Clarification of Answer... find the max possible two equal sum in a SET

I think thinking how this solution relates to the single subset problem might be misleading for you. Here we are concerned with a maximum achievable sum, and what's more, we need to distinguish between two disjoint sets of numbers as we traverse. Clearly tracking specific combinations would be too expensive.

Looking at the difference between sets A and B, we can say:

A - B = d
A = d + B

Clearly, we want the highest sum when d = 0. How do we know that sum? It's (A + B) / 2!

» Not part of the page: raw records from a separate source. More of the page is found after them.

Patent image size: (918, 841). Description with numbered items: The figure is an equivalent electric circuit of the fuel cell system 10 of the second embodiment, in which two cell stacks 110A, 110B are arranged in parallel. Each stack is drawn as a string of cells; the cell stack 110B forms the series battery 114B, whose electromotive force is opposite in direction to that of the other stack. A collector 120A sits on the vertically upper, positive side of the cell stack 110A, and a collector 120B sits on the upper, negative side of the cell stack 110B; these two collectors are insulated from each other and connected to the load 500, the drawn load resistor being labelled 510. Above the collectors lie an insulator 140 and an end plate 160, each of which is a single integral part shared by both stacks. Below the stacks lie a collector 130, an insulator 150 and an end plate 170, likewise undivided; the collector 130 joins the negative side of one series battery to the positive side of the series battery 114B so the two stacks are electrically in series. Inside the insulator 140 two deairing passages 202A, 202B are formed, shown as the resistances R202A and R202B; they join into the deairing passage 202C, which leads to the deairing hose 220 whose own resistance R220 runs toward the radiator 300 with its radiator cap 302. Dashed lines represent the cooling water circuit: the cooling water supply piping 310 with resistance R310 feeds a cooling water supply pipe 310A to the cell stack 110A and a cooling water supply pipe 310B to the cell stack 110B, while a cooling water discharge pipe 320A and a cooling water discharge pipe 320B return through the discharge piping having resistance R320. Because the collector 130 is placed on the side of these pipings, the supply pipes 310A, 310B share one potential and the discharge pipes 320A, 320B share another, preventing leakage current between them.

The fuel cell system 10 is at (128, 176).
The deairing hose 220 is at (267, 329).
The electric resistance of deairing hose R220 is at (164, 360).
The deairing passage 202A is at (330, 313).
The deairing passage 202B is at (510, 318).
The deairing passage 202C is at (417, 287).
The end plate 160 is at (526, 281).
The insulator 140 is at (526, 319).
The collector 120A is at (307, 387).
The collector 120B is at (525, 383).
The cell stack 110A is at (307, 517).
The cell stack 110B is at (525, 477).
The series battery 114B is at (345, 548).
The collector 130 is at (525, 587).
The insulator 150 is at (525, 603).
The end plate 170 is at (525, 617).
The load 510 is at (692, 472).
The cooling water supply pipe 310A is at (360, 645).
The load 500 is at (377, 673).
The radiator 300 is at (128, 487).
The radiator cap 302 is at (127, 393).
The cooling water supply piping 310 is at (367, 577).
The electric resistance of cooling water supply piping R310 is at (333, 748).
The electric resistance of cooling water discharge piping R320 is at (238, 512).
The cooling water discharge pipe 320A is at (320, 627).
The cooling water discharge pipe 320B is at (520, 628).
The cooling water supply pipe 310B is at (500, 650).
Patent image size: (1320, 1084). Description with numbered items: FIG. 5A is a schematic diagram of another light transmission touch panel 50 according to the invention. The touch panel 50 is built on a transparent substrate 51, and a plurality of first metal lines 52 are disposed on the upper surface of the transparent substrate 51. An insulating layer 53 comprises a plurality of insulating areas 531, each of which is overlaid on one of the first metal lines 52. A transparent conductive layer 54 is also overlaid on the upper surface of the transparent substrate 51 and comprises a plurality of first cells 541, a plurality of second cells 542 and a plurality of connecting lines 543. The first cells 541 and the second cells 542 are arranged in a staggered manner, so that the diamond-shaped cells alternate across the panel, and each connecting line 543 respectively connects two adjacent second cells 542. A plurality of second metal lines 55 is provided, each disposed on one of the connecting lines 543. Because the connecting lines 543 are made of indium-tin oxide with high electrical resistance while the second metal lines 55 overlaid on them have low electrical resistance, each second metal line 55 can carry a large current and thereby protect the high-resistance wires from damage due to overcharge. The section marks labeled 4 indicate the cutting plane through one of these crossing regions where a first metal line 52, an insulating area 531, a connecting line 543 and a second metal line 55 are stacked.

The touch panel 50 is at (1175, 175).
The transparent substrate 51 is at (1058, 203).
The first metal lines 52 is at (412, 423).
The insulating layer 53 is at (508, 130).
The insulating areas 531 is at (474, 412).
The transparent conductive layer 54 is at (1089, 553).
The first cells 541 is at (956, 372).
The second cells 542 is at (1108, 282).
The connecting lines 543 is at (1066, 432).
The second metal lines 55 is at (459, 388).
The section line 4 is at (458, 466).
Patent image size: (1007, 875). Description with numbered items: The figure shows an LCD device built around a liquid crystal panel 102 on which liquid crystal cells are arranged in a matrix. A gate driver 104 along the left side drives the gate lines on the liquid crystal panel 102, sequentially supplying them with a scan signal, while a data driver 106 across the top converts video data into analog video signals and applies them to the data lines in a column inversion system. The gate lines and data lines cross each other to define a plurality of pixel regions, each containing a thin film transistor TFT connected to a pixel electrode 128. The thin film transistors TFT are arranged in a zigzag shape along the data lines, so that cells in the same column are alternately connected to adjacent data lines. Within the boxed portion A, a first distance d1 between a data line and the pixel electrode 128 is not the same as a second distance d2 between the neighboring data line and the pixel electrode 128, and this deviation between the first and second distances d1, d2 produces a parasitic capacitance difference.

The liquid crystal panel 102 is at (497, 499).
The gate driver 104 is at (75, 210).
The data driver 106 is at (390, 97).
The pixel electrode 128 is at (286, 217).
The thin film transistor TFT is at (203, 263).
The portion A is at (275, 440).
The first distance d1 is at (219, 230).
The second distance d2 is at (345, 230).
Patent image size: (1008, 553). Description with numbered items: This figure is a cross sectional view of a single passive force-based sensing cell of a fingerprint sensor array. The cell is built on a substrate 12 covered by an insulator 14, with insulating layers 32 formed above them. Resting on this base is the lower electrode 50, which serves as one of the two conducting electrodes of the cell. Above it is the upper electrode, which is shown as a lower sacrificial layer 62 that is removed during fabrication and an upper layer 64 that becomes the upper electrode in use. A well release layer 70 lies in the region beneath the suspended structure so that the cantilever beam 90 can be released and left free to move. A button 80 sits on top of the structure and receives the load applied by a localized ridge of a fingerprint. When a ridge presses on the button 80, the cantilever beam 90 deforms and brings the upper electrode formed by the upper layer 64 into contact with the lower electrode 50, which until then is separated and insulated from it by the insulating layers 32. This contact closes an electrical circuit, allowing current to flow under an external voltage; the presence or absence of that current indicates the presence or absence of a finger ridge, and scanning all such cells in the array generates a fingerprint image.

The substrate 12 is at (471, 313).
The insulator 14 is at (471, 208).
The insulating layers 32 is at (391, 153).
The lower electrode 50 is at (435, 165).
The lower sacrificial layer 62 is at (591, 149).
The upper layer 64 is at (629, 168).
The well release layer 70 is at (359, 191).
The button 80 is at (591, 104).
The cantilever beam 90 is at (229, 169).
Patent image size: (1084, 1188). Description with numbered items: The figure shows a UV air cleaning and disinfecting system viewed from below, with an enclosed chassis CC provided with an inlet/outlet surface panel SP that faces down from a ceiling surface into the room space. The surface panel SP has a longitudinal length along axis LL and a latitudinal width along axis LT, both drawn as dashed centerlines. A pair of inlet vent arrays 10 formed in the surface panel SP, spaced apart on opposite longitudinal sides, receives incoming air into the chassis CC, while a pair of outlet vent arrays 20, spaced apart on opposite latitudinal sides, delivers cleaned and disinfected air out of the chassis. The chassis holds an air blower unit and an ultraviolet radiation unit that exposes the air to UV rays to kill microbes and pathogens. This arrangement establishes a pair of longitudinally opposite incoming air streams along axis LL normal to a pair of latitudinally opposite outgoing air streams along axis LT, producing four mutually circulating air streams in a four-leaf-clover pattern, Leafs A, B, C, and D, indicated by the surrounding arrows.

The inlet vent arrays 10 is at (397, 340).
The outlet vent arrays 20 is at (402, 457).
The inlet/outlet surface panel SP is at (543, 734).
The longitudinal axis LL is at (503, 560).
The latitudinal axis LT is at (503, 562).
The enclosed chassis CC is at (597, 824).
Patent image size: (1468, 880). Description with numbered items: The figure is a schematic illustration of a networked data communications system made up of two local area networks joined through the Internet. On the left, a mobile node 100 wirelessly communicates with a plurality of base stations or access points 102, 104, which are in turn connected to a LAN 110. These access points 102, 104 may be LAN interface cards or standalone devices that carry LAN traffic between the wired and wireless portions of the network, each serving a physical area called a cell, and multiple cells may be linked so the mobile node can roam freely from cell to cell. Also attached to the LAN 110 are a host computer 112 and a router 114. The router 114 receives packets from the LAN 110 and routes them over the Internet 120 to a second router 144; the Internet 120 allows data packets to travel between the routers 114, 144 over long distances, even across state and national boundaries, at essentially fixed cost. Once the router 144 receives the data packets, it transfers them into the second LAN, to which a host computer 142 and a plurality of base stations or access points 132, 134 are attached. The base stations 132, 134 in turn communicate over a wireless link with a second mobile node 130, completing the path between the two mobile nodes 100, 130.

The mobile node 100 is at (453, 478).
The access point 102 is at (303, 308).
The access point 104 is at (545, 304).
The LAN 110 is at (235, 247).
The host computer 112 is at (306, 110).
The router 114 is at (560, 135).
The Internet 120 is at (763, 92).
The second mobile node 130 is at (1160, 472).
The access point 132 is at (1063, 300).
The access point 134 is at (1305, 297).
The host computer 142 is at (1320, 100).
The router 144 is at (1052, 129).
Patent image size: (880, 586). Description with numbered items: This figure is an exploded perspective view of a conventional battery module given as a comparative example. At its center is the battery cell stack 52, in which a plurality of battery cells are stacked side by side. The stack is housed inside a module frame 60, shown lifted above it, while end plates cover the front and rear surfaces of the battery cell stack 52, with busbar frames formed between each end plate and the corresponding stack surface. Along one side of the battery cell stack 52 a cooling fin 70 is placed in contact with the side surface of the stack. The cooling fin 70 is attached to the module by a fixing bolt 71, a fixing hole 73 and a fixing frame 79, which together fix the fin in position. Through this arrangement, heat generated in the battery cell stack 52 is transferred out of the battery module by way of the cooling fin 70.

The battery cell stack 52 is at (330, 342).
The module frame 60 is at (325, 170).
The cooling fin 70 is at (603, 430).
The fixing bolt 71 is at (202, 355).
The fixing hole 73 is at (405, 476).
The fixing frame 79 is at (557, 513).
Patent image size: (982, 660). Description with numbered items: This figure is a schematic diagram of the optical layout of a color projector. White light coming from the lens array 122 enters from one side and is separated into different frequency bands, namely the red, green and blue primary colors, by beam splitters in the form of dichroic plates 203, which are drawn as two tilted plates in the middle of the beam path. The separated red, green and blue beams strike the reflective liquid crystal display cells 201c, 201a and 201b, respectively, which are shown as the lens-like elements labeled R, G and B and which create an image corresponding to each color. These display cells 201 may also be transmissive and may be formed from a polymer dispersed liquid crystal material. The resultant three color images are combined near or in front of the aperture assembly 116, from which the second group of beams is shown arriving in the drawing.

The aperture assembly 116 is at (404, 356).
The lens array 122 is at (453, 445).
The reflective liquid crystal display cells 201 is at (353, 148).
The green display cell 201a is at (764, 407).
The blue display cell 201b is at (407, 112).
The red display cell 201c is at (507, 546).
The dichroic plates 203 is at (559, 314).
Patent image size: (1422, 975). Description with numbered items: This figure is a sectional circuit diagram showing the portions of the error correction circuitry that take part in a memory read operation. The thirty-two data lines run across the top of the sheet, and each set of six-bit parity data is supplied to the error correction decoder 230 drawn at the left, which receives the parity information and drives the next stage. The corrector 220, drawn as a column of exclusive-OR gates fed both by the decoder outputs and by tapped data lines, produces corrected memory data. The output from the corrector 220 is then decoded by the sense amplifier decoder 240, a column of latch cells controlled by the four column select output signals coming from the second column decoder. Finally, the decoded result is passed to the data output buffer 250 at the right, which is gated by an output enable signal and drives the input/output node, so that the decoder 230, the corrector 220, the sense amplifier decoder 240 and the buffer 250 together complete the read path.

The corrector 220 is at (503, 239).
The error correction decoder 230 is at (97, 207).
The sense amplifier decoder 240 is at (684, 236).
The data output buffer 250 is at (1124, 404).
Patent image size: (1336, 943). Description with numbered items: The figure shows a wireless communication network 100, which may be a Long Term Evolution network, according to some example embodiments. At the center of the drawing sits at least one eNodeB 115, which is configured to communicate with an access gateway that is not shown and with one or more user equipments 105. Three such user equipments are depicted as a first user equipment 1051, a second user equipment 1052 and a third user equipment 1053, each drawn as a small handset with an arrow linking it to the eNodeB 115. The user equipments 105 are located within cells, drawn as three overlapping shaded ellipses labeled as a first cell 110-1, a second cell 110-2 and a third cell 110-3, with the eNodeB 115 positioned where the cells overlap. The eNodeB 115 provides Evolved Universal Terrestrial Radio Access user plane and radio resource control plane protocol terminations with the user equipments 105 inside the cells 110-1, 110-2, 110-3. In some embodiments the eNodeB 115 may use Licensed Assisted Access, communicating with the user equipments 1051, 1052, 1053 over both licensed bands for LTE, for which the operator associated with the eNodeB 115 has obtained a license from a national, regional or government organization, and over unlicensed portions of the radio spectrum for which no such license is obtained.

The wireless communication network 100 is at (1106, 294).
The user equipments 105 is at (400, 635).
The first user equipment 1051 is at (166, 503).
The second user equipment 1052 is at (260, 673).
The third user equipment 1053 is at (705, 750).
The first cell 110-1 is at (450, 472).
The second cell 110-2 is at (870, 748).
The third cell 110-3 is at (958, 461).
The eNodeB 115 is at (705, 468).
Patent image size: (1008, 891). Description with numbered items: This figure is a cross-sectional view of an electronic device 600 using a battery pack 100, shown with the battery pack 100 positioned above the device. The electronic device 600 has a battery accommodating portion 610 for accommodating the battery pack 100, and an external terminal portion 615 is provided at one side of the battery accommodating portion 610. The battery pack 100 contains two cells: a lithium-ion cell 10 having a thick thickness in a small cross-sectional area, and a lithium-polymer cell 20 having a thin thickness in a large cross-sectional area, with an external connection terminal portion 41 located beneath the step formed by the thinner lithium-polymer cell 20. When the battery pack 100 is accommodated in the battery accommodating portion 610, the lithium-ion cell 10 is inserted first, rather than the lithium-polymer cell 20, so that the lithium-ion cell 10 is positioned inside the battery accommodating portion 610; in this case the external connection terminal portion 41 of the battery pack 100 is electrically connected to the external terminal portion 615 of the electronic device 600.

For the transition in the dynamic program, we'd like to know if it's better to place the current element in A, B or neither. This is achieved like this:

e <- current element
d <- difference between A and B

(1) add e to A -> d + e

why? 
A = d + B
(A + e) = d + e + B

(2) add e to B -> d - e

why? 
A = d + B
A = d - e + (B + e)

(3) don't use e -> that's simply
  what we already have stored for d

Let's look at Peter de Rivas' code for the transition:

# update a copy of our map, so
# we can reference previous values,
# while assigning new values
D2=D.copy()

# d is A - B
# s is A + B
for d,s in D.items():

  # a new sum that includes element a
  # we haven't decided if a 
  # will be in A or B
  s2 = s + a

  # d2 will take on each value here
  # in turn, once d - a (adding a to B),
  # and once d + a (adding a to A)
  for d2 in [d-a, d+a]:

    # The main transition:
    # the two new differences,
    # (d-a) and (d+a) as keys in
    # our map get the highest sum
    # seen so far, either (1) the
    # new sum, s2, or (2) what we
    # already stored (meaning `a`
    # will be excluded here)
    # so all three possibilities
    # are covered.
    D2[abs(d2)] = max(D2[abs(d2)], s2)

In the end we have stored the highest A + B seen for d = 0, where the elements in A and B form disjoint sets. Return (A + B) / 2.